The second report comes from M. Huc, a missionary traveler in Tibet in 1846. Sir Charles Lyell, often called the “father of geology,” also quoted this same story in the 11th edition of his Principles of Geology. After many of Huc’s party had frozen to death, survivors pitched their tents on the banks of the Mouroui-Oussou (which lower down becomes the famous Blue River). Huc reported:
"At the moment of crossing the Mouroui-Oussou, a singular spectacle presented itself. While yet in our encampment, we had observed at a distance some black shapeless objects ranged in file across the great river. No change either in form or distinctness was apparent as we advanced, nor was it till they were quite close that we recognized in them a troop of the wild oxen. There were more than fifty of them encrusted in the ice.

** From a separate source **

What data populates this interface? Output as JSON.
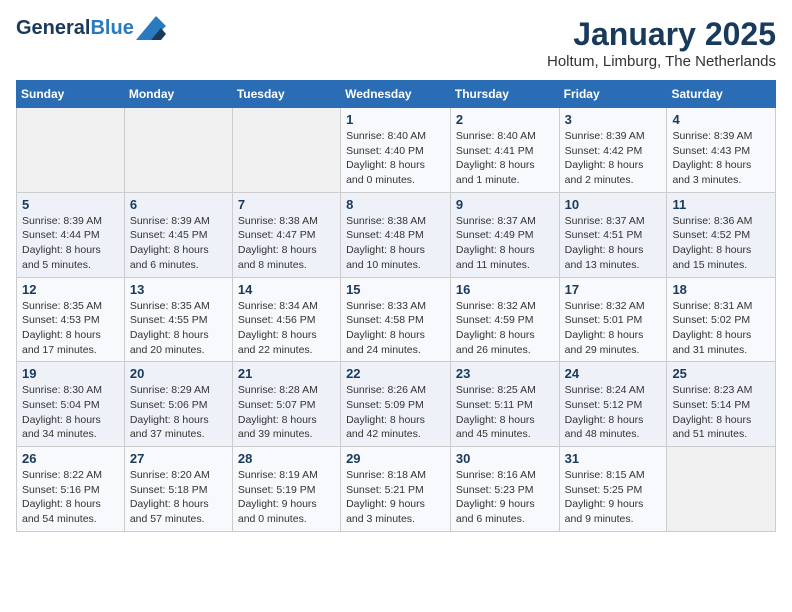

No doubt they had tried to swim across at the moment of congelation [freezing], and had been unable to disengage themselves. Their beautiful heads, surmounted by huge horns, were still above the surface; but their bodies were held fast in the ice, which was so transparent that the position of the imprudent beasts was easily distinguishable; they looked as if still swimming, but the eagles and ravens had pecked out their eyes" (M. Huc, Recollections of a Journey through Tartary, Thibet [Tibet], and China, During the Years 1844, 1845, and 1846. Vol. 2 (New York: D. Appleton & Co., 1852), pp. 130-131).